Burwell: Big Obamacare insurance hikes might not happen

Insurers may not actually enact some of the biggest Obamacare premium hikes they’re proposing for 2016, a top Obama administration official said Thursday morning.

Health and Human Services Secretary Sylvia Mathews Burwell responded to some of the largest rate increases announced earlier this week by noting that the rates aren’t final, but preliminary. Insurers might also feel enough public pressure to forgo the rate increases voluntarily, simply by making the increases public, she said.

“Last year what we saw is those rates came out, and in the end, they were lower after states did their review,” Burwell said at a breakfast hosted by the Wall Street Journal.

The healthcare law requires insurers to publicize it if they want to raise premiums by 10 percent or more, although the government isn’t able to block big hikes.
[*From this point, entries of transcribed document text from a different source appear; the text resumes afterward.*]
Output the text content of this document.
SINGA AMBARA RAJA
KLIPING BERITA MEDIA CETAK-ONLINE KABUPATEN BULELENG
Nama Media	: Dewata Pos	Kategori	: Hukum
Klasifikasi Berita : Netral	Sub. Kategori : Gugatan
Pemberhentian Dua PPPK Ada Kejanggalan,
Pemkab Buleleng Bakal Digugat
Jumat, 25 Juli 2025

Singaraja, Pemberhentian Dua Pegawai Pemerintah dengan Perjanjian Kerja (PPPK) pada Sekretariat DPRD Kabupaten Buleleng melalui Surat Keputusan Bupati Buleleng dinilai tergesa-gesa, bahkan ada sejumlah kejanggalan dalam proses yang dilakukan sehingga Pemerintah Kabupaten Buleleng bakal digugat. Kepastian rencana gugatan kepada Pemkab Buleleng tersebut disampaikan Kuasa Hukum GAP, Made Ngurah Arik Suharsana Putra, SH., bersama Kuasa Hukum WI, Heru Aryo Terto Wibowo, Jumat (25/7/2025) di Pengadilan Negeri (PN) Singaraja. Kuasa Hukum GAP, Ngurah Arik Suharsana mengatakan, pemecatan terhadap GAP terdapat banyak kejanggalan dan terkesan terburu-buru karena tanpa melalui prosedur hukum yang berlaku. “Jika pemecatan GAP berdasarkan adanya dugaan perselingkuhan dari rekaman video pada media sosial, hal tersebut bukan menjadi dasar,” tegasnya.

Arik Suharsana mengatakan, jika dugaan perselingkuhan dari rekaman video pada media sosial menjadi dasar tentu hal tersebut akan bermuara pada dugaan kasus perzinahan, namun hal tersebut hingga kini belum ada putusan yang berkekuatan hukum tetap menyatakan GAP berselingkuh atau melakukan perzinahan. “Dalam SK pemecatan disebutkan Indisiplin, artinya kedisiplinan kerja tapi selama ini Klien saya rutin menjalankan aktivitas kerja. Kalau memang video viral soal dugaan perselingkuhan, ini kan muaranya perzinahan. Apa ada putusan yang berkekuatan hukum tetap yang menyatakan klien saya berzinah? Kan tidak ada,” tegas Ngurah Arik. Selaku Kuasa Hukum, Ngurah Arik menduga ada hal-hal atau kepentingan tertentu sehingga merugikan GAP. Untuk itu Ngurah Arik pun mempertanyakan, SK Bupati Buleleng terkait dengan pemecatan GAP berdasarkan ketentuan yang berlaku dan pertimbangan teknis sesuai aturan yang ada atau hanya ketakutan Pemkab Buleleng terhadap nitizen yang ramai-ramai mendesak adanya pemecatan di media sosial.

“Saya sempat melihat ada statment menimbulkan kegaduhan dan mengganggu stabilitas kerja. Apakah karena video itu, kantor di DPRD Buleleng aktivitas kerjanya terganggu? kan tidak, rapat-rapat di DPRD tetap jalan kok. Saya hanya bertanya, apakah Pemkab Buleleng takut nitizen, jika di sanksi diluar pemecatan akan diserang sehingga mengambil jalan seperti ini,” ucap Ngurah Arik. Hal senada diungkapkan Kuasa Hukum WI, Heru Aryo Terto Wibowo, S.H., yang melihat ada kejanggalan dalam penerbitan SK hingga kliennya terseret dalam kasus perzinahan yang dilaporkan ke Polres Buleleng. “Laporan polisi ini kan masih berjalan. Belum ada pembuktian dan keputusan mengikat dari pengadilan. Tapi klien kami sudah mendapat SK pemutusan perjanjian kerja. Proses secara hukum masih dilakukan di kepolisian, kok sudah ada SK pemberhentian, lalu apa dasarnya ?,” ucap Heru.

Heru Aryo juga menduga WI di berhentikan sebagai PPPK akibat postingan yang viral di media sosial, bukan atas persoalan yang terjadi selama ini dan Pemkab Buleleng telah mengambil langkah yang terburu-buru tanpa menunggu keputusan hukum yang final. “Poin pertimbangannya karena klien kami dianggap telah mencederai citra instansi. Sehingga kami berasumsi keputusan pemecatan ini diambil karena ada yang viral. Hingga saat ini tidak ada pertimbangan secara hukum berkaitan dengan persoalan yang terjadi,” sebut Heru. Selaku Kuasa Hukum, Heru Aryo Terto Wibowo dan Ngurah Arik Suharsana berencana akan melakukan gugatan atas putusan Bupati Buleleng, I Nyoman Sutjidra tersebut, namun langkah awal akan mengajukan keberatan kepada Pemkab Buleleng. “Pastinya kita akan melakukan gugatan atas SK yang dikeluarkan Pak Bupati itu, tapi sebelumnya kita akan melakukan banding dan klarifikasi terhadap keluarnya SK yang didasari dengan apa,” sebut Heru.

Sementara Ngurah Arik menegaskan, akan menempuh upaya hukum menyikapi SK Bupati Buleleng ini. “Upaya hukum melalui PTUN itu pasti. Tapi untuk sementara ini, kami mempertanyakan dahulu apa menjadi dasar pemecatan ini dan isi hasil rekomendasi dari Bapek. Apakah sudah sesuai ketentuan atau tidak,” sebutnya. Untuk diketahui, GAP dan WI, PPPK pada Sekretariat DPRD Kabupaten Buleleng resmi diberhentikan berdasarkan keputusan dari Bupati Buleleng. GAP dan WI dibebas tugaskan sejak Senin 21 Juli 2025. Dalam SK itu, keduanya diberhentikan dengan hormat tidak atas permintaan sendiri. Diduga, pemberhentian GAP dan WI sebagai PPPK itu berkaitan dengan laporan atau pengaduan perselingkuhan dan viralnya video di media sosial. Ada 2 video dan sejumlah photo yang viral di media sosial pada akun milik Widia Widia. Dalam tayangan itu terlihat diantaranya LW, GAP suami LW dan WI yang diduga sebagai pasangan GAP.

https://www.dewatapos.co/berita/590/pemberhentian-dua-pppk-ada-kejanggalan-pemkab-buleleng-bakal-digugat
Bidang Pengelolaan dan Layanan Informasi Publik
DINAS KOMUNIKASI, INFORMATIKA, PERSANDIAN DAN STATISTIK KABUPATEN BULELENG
As in years past, insurers are all across the board in pricing plans for next year. Some have proposed lowering rates, while others want to raise them. A number have suggested rate increases as high as 70 percent, and Republicans have argued those increases show Obamacare is making insurance more expensive.

Obamacare premiums are something the administration is “always” going to watch, Burwell said. But she also said people often focus on premiums over other elements of health plans such as deductibles or copays, which also figure into a consumer’s bottom-line cost.